“How do you do, Miss King?” said Miss Tredgold.

She favored “the young person,” as she termed Miss King, with a very distant bow.

“Girls,” she said, turning to the others, “are you aware that preparation hour has arrived? Will you all go quietly indoors?—Miss King, my nieces are beginning their studies in earnest, and I do not allow the hour of preparation to be interfered with by any one.”

“I know all about that,” said Nancy in a glib voice. “I was at a first-rate school myself for years. Weren’t we kept strict, just! My word! we couldn’t call our noses our own. The only language was parlez-vous. But it was a select school—very; and now that I have left, I like to feel that I am accomplished. None of you girls can beat me on the piano. I know nearly all the girls’ songs in San Toy and the Belle of New York. Father loves to hear me when I sing ‘Rhoda Pagoda.’ Perhaps, Miss Tredgold, you’d like to hear me play on the pianoforte. I dote on dance music; don’t you, Miss Tredgold? Dance music is so lively; it warms the cockles of the heart—don’t it, Miss Tredgold?”

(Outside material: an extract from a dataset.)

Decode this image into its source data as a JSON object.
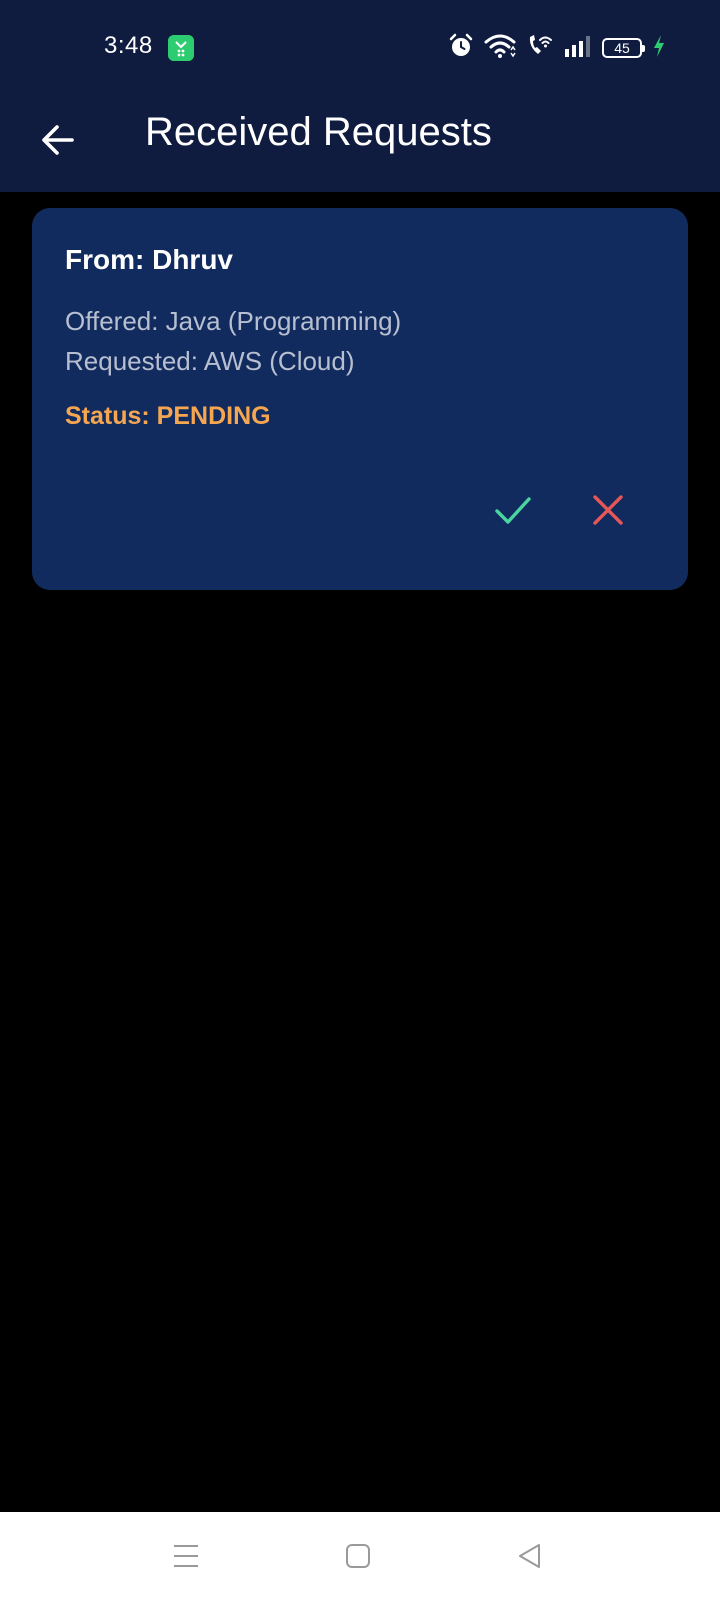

“I don’t dance, so it is impossible for me to answer,” said Miss Tredgold. “I am sorry, Miss King, to disturb a pleasant meeting, but my girls are under discipline, and the hour for preparation has arrived.”

Nancy shrugged her capacious shoulders.

“I suppose that means congé for poor Nancy King,” she said. “Very sorry, I’m sure. Good-day, madam.—Good-bye, Renny. I’ll look you up another day.—Good-bye to all. I’m off to have a bit of fun with my boy cousins.”

Nancy swung round and left the group. She walked awkwardly, switching her shoulders and swaying from side to side, a dirty train trailing after her.

“May I ask who your friend really is?” said Miss Tredgold when she had watched the departure of this most undesirable acquaintance.

“She is Nancy King, Aunt Sophia. We have known her all our lives,” said Verena.